Personnage A Personnage B

Une balle est placée dans la première boîte en présence des personnages A et B

Personnage A

Le personnage A change la balle de boîte en l’absence du personnage B

Personnage A Personnage B

Dans quelle boîte le personnage B cherchera-t-il la balle ?

Figure 2 : Principe du test de fausse croyance de 1er ordre, de type déplacement

La théorie de l’esprit présente des précurseurs apparaissant de façon précoce dans la vie de l’enfant, au nombre de 4 selon Baron-Cohen (112) :

- Le détecteur d’intentionnalité (ID): dispositif perceptif primitif de détection des mouvements provenant d’une source identifiée comme agent animé, en termes de désir et de but.

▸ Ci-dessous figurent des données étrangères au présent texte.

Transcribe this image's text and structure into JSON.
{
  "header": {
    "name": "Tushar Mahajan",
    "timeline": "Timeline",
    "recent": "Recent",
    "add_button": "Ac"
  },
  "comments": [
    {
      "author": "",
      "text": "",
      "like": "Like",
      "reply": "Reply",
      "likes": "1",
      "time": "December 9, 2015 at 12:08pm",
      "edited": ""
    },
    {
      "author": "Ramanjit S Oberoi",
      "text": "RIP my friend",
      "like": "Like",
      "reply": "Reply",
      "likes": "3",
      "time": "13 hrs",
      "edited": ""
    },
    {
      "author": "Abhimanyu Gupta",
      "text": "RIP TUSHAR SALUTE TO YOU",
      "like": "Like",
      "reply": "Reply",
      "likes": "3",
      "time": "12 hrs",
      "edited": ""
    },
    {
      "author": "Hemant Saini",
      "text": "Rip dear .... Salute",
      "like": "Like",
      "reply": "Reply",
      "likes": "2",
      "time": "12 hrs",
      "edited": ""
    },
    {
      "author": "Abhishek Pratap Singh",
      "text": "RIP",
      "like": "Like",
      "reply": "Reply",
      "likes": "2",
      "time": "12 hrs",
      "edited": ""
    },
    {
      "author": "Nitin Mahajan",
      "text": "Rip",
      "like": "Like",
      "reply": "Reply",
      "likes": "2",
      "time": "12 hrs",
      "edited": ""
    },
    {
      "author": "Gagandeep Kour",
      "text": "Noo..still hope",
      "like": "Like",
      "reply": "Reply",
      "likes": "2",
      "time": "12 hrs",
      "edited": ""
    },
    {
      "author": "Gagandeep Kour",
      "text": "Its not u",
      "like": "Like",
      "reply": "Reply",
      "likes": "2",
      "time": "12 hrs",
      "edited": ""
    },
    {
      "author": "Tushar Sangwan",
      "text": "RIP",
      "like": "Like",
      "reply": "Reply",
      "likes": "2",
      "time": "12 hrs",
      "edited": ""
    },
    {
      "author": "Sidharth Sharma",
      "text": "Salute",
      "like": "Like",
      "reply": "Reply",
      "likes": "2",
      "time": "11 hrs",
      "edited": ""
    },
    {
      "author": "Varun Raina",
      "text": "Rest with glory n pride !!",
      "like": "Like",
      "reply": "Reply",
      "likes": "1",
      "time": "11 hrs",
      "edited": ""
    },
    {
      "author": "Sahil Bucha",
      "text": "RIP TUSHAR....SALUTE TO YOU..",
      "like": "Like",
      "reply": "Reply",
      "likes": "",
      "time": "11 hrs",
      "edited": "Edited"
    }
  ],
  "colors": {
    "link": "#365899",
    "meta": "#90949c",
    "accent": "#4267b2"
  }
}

- Le détecteur de direction des yeux (EDD): dispositif perceptif visuel permettant d’interpréter le regard, le contact oculaire avec l’autre, comme « l’agent me voit », ou permettant d’identifier la cible du regard d’autrui (108).

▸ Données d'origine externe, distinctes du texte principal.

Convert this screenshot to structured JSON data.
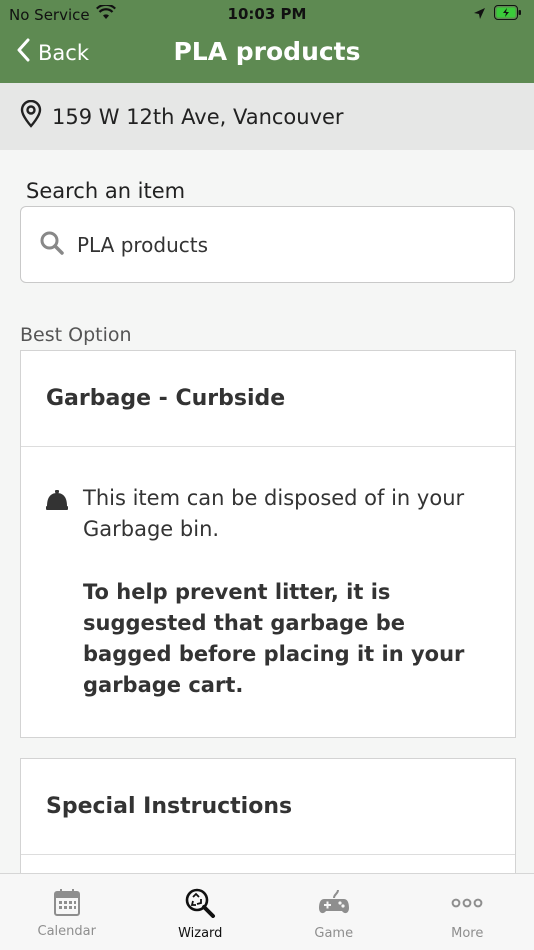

- Les représentations dyadiques : elles permettent la prise de conscience d’un univers partagé via la mise en relation des représentations d’intentionnalité et de direction des yeux.

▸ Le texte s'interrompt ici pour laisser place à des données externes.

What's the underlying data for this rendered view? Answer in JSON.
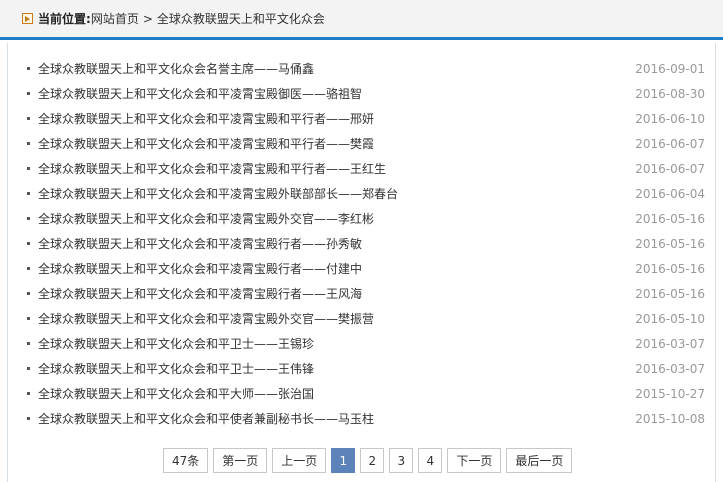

- Le mécanisme d’attention partagée (SAM): il permet l’émergence des représentations triadiques par la création de liens entre soi, un autre agent et un objet à travers le regard dirigé. L’attention

partagée nous permet ainsi d’orienter de façon intentionnelle le regard de quelqu’un vers l’objet de notre attention, afin de créer un échange autour de ce même objet.

- L’agentivité

Elle correspond à la capacité qu’a l’individu de se sentir conscient, responsable et dans le contrôle de ses propres actions et de leurs conséquences sur son environnement. Son développement serait en lien avec la capacité d’imitation, qui nous influence dans notre construction par le phénomène de résonnance entre l’action d’autrui et notre propre action. Nous restons cependant autonome et maître de nous même via les fonctions d’inhibition et de régulation permettant d’éviter le risque de « contagion sociale » et de confusion des identités (108). S’il nous est possible de nous percevoir comme agent de nos actions, il est également possible d’identifier l’agent responsable d’un comportement observé, et ainsi d’inférer sur ses désirs, ses buts et ses actions à venir, en lien avec les mécanismes de théorie de l’esprit et d’empathie.

- L’empathie

Cette capacité peut se définir comme l’aptitude à voir le monde à travers les yeux de l’autre afin d’en comprendre son vécu, ses émotions, ses sentiments. Elle offre pour C. Bursztejn la possibilité de connaître ainsi « de manière implicite les intentions de nos partenaires d’action » (104), rappelant alors son lien étroit avec la théorie de l’esprit. L’empathie, en lien avec le fonctionnement des neurones miroirs (cf plus bas dans le texte), est primordiale dans le champ des habiletés sociales. En effet l’interprétation et l’anticipation du vécu émotionnel de son partenaire de communication permettent d’adapter son comportement afin d’entrer dans un échange relationnel de qualité. Elle se développe tôt dans l’enfance : le nourrisson peut rapidement différencier êtres vivants et objets, et accède selon D.N. Sternà la relation intersubjective entre 7 et 9 mois (113).

- L’insight

Afin de comprendre le comportement à visée sociale présenté par l’autre, il nous faut tout d’abord avoir la capacité de comprendre notre propre comportement. Cette compréhension de nous même et de nos représentations nous permet alors par analogie, via les systèmes d’empathie et de théorie de l’esprit, de comprendre l’autre et avoir l’intuition de ses propres représentations (114).